Salah satu sikap tidak sepakatnya kaum empiris terhadap pernyataan dan gagasan kaum rasionalis adalah pertanyaan yang sangat sederhana namun mendasar; “bagaimana anda tahu…?”. Untuk menjawab pertanyaan- Nya (kaum empiris) itu sendiri, mereka menyatakan bahwa hanya ada satu jalan yang dapat diterima untuk mengetahui sumber segala pengetahuan; yaitu dengan mengarah pada pengamatan pengindraan.

John Locke (1632- 1704)

Locke adalah seorang fisikawan. Dia adalah seorang manusia yang sangat praktis, dan boleh dibilang dia lebih cenderung tidak sebegitu mempunyai waktu dengan hal- hal atau istilah- istilah samar, dan argumentasi yang mbulet dari tradisi skolastik. Dia dianggap sebagai tokoh awal perkembangan empirisme di Inggris. Akan tetapi dia dianggap sebagai tokoh yang paling konservatif dan tidak terlalu ekstrim dalam mengembangkan konsep empirisnya; dengan pernyataan yang telah diungkapkannya “peran empirisme akan tiba dalam perkembangan filasafat yang ada dimasa yang akan datang”. Namun dia menambahkan “cukup merupakan ambisi bekerja sebagai buruh rendahan membersihkan tanah sedikit, menghilangkan sampah- sampah yang mengotori jalan pengetahuan”. Dia tidak memiliki orientasi untuk mewujudkan fahamnya sebagai bangunan tertinggi dalam filsafat. Dengan pernyataanya, dia hanya ingin memberihkan “sampah- sampah” yang berserakan dalam ilmu pengetahuan.
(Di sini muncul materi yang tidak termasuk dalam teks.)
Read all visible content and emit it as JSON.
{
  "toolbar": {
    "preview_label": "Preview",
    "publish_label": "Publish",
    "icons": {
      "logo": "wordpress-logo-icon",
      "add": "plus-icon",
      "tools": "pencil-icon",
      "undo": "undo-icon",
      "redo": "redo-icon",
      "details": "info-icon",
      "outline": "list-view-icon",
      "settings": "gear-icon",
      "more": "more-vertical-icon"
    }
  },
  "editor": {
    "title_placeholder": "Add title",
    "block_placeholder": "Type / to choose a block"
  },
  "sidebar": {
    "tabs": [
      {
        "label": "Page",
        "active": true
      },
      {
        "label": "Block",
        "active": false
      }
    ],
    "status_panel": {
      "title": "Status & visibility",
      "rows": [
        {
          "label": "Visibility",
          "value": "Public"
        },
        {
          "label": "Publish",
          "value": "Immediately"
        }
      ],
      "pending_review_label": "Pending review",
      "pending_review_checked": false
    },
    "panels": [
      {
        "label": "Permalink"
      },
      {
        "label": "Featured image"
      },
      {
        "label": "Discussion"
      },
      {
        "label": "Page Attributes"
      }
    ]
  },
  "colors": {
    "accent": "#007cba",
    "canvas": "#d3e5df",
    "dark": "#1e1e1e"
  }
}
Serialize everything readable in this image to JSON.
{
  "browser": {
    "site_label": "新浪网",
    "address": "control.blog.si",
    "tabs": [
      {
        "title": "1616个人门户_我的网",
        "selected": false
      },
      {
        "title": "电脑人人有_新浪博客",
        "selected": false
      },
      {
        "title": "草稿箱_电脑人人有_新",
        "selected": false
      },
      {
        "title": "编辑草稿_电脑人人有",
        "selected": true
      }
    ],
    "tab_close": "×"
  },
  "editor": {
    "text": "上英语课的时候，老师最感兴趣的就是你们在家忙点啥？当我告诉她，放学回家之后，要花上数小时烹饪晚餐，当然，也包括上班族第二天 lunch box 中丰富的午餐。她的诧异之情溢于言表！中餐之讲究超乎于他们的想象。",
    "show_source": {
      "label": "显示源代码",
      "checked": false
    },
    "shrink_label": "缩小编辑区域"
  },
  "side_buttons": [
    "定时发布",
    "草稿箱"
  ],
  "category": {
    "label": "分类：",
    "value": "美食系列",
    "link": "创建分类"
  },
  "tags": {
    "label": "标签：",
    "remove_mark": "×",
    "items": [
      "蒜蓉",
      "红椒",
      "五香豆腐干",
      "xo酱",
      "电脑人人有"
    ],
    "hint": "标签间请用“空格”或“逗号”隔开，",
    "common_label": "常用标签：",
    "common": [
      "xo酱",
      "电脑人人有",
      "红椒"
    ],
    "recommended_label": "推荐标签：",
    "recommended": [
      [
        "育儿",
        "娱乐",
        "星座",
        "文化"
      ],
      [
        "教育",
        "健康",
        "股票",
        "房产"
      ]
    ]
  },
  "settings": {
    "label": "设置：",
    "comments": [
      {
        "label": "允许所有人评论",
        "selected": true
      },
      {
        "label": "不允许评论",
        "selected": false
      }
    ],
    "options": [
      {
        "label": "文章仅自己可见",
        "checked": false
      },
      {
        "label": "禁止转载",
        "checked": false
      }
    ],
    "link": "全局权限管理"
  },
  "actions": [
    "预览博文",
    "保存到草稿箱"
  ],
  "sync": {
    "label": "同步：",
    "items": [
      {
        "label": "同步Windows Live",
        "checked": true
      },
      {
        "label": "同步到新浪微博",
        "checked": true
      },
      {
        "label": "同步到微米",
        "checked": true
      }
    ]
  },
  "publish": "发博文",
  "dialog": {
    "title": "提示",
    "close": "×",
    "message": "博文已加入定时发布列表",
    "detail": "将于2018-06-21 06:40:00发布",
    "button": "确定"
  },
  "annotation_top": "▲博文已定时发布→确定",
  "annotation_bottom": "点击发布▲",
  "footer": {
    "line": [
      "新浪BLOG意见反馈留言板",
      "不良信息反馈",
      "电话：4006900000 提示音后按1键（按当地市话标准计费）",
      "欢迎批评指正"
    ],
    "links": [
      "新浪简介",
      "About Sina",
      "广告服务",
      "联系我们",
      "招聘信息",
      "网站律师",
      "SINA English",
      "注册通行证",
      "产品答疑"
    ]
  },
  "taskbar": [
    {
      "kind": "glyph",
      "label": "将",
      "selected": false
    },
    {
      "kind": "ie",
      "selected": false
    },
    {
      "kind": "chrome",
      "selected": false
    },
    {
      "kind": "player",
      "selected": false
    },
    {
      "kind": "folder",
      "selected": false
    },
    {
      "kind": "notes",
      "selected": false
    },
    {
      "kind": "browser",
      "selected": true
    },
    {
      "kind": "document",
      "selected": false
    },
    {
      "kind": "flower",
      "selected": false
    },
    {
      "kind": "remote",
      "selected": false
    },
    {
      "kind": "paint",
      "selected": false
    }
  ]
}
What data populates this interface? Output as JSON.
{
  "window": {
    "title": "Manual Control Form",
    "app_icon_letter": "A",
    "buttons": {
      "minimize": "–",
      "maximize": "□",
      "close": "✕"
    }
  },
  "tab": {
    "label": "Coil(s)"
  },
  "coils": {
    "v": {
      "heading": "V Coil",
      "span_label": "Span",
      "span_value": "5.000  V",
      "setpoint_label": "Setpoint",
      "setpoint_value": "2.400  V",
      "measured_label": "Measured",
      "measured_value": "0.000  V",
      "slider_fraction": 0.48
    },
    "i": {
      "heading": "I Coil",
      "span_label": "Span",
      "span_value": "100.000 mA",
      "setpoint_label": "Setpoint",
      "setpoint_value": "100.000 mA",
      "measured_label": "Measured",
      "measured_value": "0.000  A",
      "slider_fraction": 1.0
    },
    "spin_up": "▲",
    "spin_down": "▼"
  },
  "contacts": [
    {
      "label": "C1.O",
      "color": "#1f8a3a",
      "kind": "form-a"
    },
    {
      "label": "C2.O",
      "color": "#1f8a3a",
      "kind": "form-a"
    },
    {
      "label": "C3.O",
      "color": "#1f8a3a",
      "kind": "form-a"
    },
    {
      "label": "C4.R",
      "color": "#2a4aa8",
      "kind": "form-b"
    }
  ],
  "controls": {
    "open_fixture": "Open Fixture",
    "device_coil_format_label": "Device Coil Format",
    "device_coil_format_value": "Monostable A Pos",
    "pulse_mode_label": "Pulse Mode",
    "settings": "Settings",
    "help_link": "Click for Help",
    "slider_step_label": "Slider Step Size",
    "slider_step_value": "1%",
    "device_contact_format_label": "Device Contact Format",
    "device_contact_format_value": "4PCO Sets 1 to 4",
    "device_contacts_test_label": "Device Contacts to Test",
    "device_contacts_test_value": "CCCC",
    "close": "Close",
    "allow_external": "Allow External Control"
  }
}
Seperti yang dilakukannya kemudian; dia dengan ungkapannya “sebagai buruh” Locke membersihkan “sampah- nya” Descartes yaitu; ide bawaan.[4] Pernyataanya sangat sederhana, namun sangat mendasar, “bagaimana anda tahu…?, data pengalaman, pengamatan indra, dan bukti empiris apa yang bisa anda kemukakan untuk mendukung pernyataan ini…?, bisakah anda tunjukkan dengan merujuk pada data bahwa semua manusia, sejak lahir, memiliki ide ini…?”[5]. Disinilah Locke menyatakan apa yang digagas oleh Descartes sebagai “sampah” yang tak berharga dan sangat mempengaruhi dunia ilmu pengetahuan.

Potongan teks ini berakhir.